We exercise plenary review over an order granting summary judgment, applying the same standard that the lower court should have applied. Armbruster v. Unisys Corp., 32 F.3d 768, 777 (3d Cir.1994). Therefore, we must grant summary judgment “if the pleadings, depositions, answers to interrogatories, and admissions on file, together with the affidavits, if any, show that there is no genuine issue as to any material fact and that the moving party is entitled to a judgment as a matter of law.” Fed.R.Civ.P. 56. In making this determination, “a court must view the facts in the light most favorable to the nonmoving party and draw all inferences in that party’s favor.” Armbruster, 32 F.3d at 777. Our jurisdiction to review summary judgment orders is based upon 28 U.S.C. § 1291.

III.

Williams first claims that the district court erred in granting summary judgment because there existed sufficient evidence to create a genuine issue of material fact, namely whether three non-protected employees were treated more favorably through the RIF. The Supreme Court has set forth a three-step, burden-shifting framework for the presentation of evidence in discriminatory treatment cases litigated under Title VII of the Civil Rights Act of 1964. See McDonnell-Douglas v.

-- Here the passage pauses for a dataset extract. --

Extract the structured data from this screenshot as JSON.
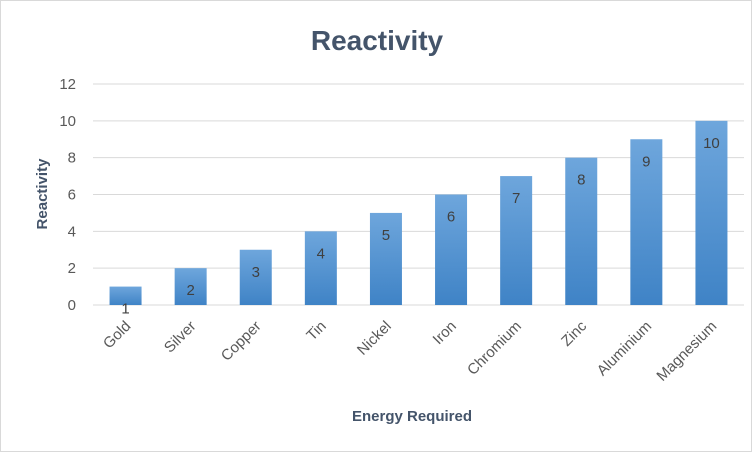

Green, 411 U.S. 792, 93 S.Ct. 1817, 36 L.Ed.2d 668 (1973). In the first step, the plaintiff must make out a prima facie case of race discrimination. See In re Carnegie Center Assoc., 129 F.3d 290, 294 (3d Cir.1997). The district court below found, and the defendant stipulates on appeal, that Williams has met her threshold burden. See Id. at 294-95 (determining that, “in a Title VII case ... involving a reduction in force ... to make out a prima facie case the plaintiff must show that (1) she belonged to a protected class, (2) she was qualified for the position from which she was terminated, (3) she was terminated and (4) persons outside of the protected class were retained.”). Furthermore, we agree with the District Court that the defense has clearly met its intermediate burden of articulating a facially legitimate non-discriminatory reason for Williams’ termination, namely that it had conducted the RIF in accordance with the procedure prescribed by the OPM. See App. Br. at 16; Fuentes v. Perskie, 32 F.3d 759, 763 (3d Cir.1994) (instructing that, in order to satisfy its burden of production, defendant need only “introduc[e] evidence which, taken as true, would permit the conclusion that there was a nondiscriminatory reason for the unfavorable employment decision.”).

Once the defendant has proffered a legitimate, non-discriminatory reason for its actions, the burden then shifts back to the plaintiff. Fuentes, 32 F.3d at 763. In Fuentes, we instructed that;

[T]o defeat summary judgment when the defendant answers the plaintiffs pri- *595 ma facie case with legitimate, non-discriminatory reasons for its action, the plaintiff must point to some evidence, direct or circumstantial, from which a fact finder could reasonably either (1) disbelieve the employer’s articulated legitimate reasons; or (2) believe that an invidious discriminatory reason was more likely than not a motivating or determinative cause of the employer’s action. In other words ... a plaintiff who has made out a prima facie case may defeat a motion for summary judgment by either (i) discrediting the proffered reasons, either circumstantially or directly, or (ii) adducing evidence, whether circumstantial or direct, that discrimination was more likely than not a motivating or determinative cause of the adverse employment action. Id.

This third and final stage of the McDonnell-Douglas test is the only one at issue here. On appeal, Williams claims that the district court erred in granting the defendant’s summary judgment motion because “conflicting and misleading evidence of [Williams’] seniority status” created a genuine issue of material fact. App. Br. at 19. She identifies three different documents that appear to indicate three different tenure ranking dates for her.